In general relativity, black holes are simple objects: infinitely compressed singularities, or points of matter, surrounded by smooth event horizons through which no light, energy or matter can escape. Until now, every bit of data we've gleaned from black holes has supported this model.
But in the 1970s, Stephen Hawking wrote a series of papers suggesting that the borders of black holes aren't quite so smooth. Instead, they blur thanks to a series of effects linked to quantum mechanics that allow "Hawking radiation" to escape. In the years since, a number of alternative black hole models have emerged, where those smooth, perfect event horizons would be replaced with flimsier, fuzzier membranes. More recently, physicists have predicted that this fuzz would be particularly intense around newly formed black holes — substantial enough to reflect gravitational waves, producing an echo in the signal of a black hole's formation. Now, in the aftermath of the neutron star collision, two physicists think they've found that type of echo. They argue that a black hole that formed when the neutron stars merged is ringing like an echoing bell and shattering simple black hole physics.
If the echo is real, then it must be from the fuzz of a quantum black hole, said study co-author Niayesh Afshordi, a physicist at the University of Waterloo in Canada.
"In Einstein's theory of relativity, matter can orbit around black holes at large distances but should fall into the black hole close to the event horizon," Afshordi told Live Science.
So, close to the black hole, there shouldn't be any loose material to echo gravitational waves. Even black holes that surround themselves with disks of material should have an empty zone right around their event horizons, he said.
"The time delay we expect (and observe) for our echoes ... can only be explained if some quantum structure sits just outside their event horizons," Afshordi said.
That's a break from usually unshakable predictions of general relativity.
That said, data from existing gravitational wave detectors is noisy, difficult to properly interpret and prone to false positives. A gravitational wave echoing off some quantum fuzz around a black hole would be an entirely new sort of detection. But Afshordi said that in the immediate aftermath of the merger, that fuzz should have been intense enough to reflect gravitational waves so sharply that existing detectors could see it.

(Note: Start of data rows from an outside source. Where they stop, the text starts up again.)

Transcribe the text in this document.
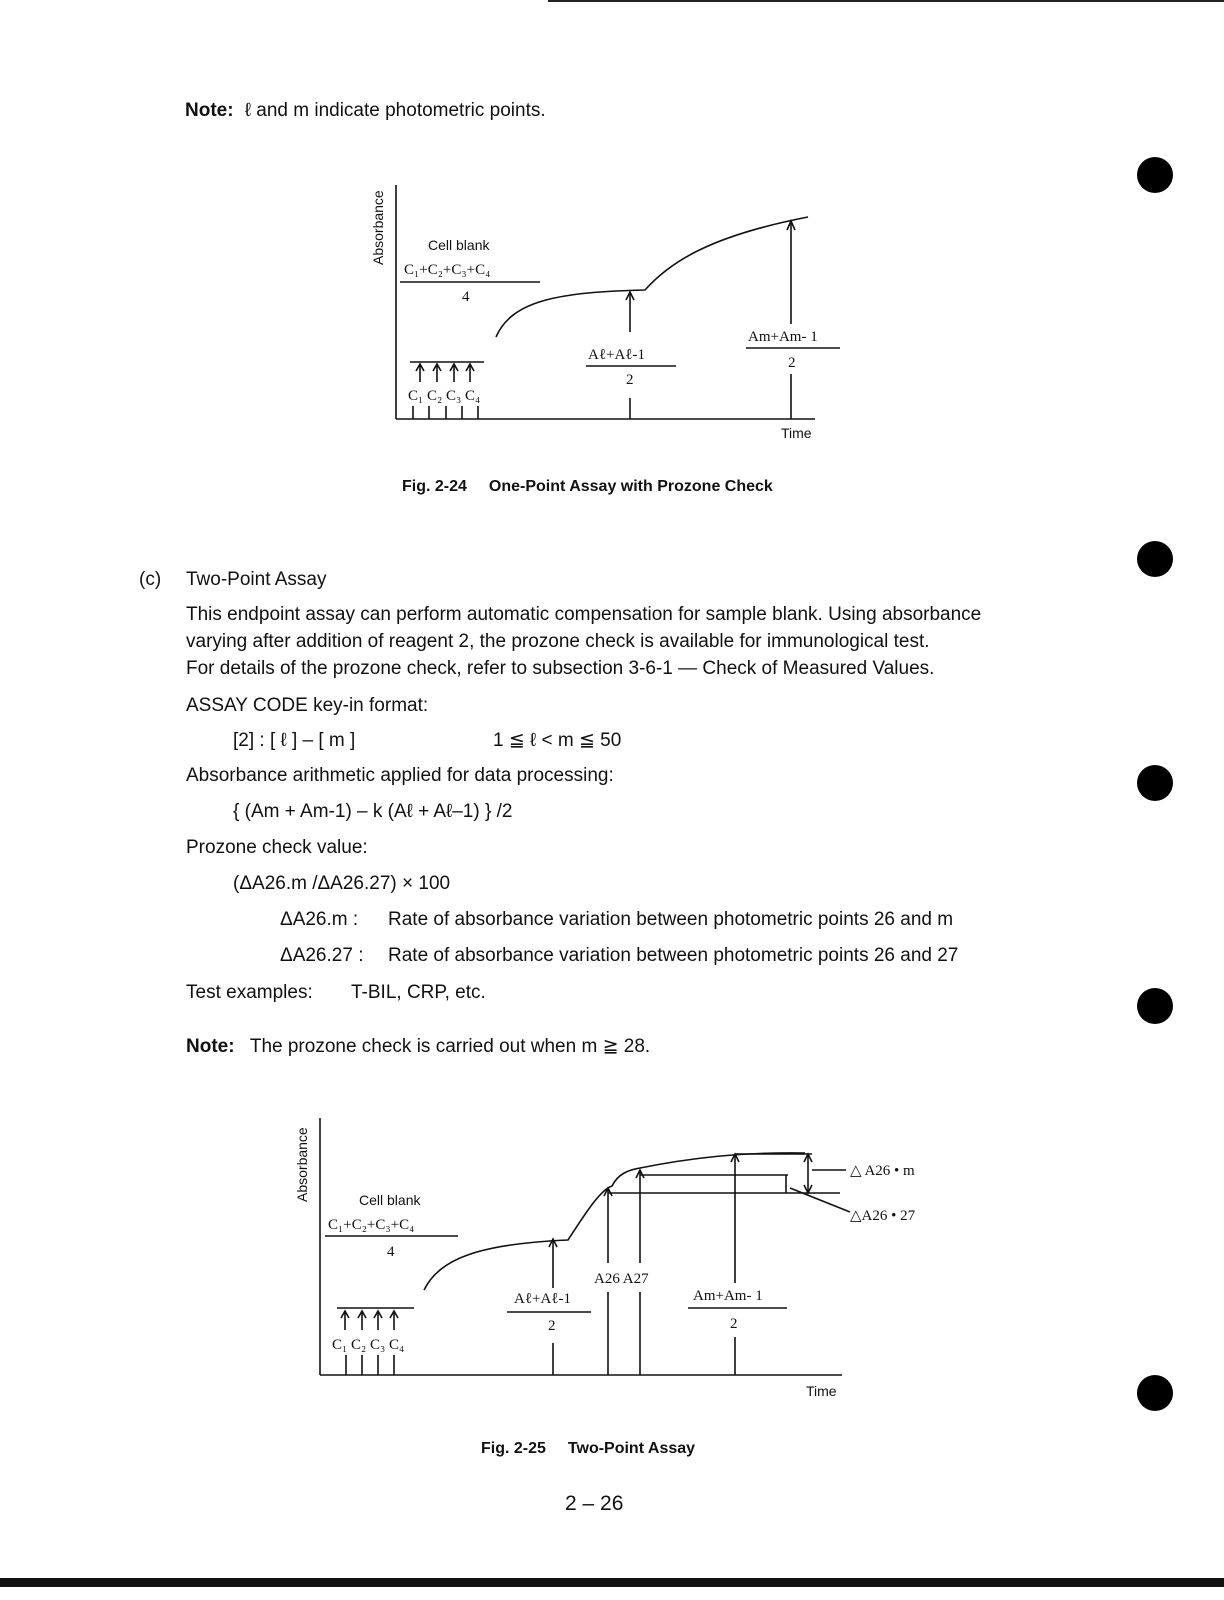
Note: ℓ and m indicate photometric points.
Absorbance
Time
Cell blank
C₁+C₂+C₃+C₄
4
C₁ C₂ C₃ C₄
Aℓ+Aℓ-1
2
Am+Am- 1
2
Fig. 2-24 One-Point Assay with Prozone Check
(c) Two-Point Assay
This endpoint assay can perform automatic compensation for sample blank. Using absorbance
varying after addition of reagent 2, the prozone check is available for immunological test.
For details of the prozone check, refer to subsection 3-6-1 — Check of Measured Values.
ASSAY CODE key-in format:
[2] : [ ℓ ] – [ m ]	1 ≦ ℓ < m ≦ 50
Absorbance arithmetic applied for data processing:
{ (Am + Am-1) – k (Aℓ + Aℓ–1) } /2
Prozone check value:
(ΔA26.m /ΔA26.27) × 100
ΔA26.m : Rate of absorbance variation between photometric points 26 and m
ΔA26.27 : Rate of absorbance variation between photometric points 26 and 27
Test examples: T-BIL, CRP, etc.
Note: The prozone check is carried out when m ≧ 28.
Absorbance
Time
Cell blank
C₁+C₂+C₃+C₄
4
C₁ C₂ C₃ C₄
Aℓ+Aℓ-1
2
A26 A27
Am+Am- 1
2
△ A26 • m
△A26 • 27
Fig. 2-25 Two-Point Assay
2 – 26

Joey Neilsen, an astrophysicist at Villanova University in Pennsylvania who wasn't involved in this paper, said that the result is compelling — particularly because the echoes turned up in more than one gravitational wave detector.
"That's more convincing than combing through data looking for a specific kind of signal and saying, 'aha!' when you find it," Neilsen told Live Science.
Still, he said, he'd need to see more information before he was absolutely convinced that the echoes were real. The paper doesn't account for other gravitational wave detections gathered within about 30 seconds of the reported echoes, Neilsen said.
"Because significance calculations are so sensitive to how you pick and choose your data, I would want to understand all those features more fully before I drew any firm conclusions," he said.
Maximiliano Isi, an astrophysicist at MIT, was skeptical.
"It is not the first claim of this nature coming from this group," he told Live Science.
"Unfortunately, other groups have been unable to reproduce their results, and not for lack of trying."
Isi pointed to a series of papers that failed to find echoes in the same data, one of which, published in June, he described as a "a more sophisticated, statistically robust analysis."
Afshordi said that this new paper of his has the advantage of being far more sensitive than previous work, with more robust models to detect fainter echoes., adding, "the finding that we reported... is the most statistically significant out of the dozen searches [I discussed], as it had the false alarm chance of roughly 2 out of 100,000."
Even if the echo is real, scientists still don't know precisely what sort of exotic astrophysical object produced the phenomenon, Neilsen added.
"What's so interesting about this case is that we don't have any idea what was left after the original merger: Did a black hole form right away, or was there some exotic, short-lived intermediate object?" Neilsen said. "The results here are easiest to make sense of if the remnant is a hypermassive [neutron star] that collapses within a second or so, but the echo presented here isn't convincing to me that that scenario is what actually happened."
It is possible there are echoes in the data, Isi said, which would be enormously significant. He's just not convinced yet.
Regardless of how all the data shakes out, Neilson said, it's clear the result here is pointing at something worth exploring further.
"Astrophysically, we're in uncharted territory, and that's really exciting." he said. The paper was published Nov. 13, 2019, in the Journal of Cosmology and Astroparticle Physics.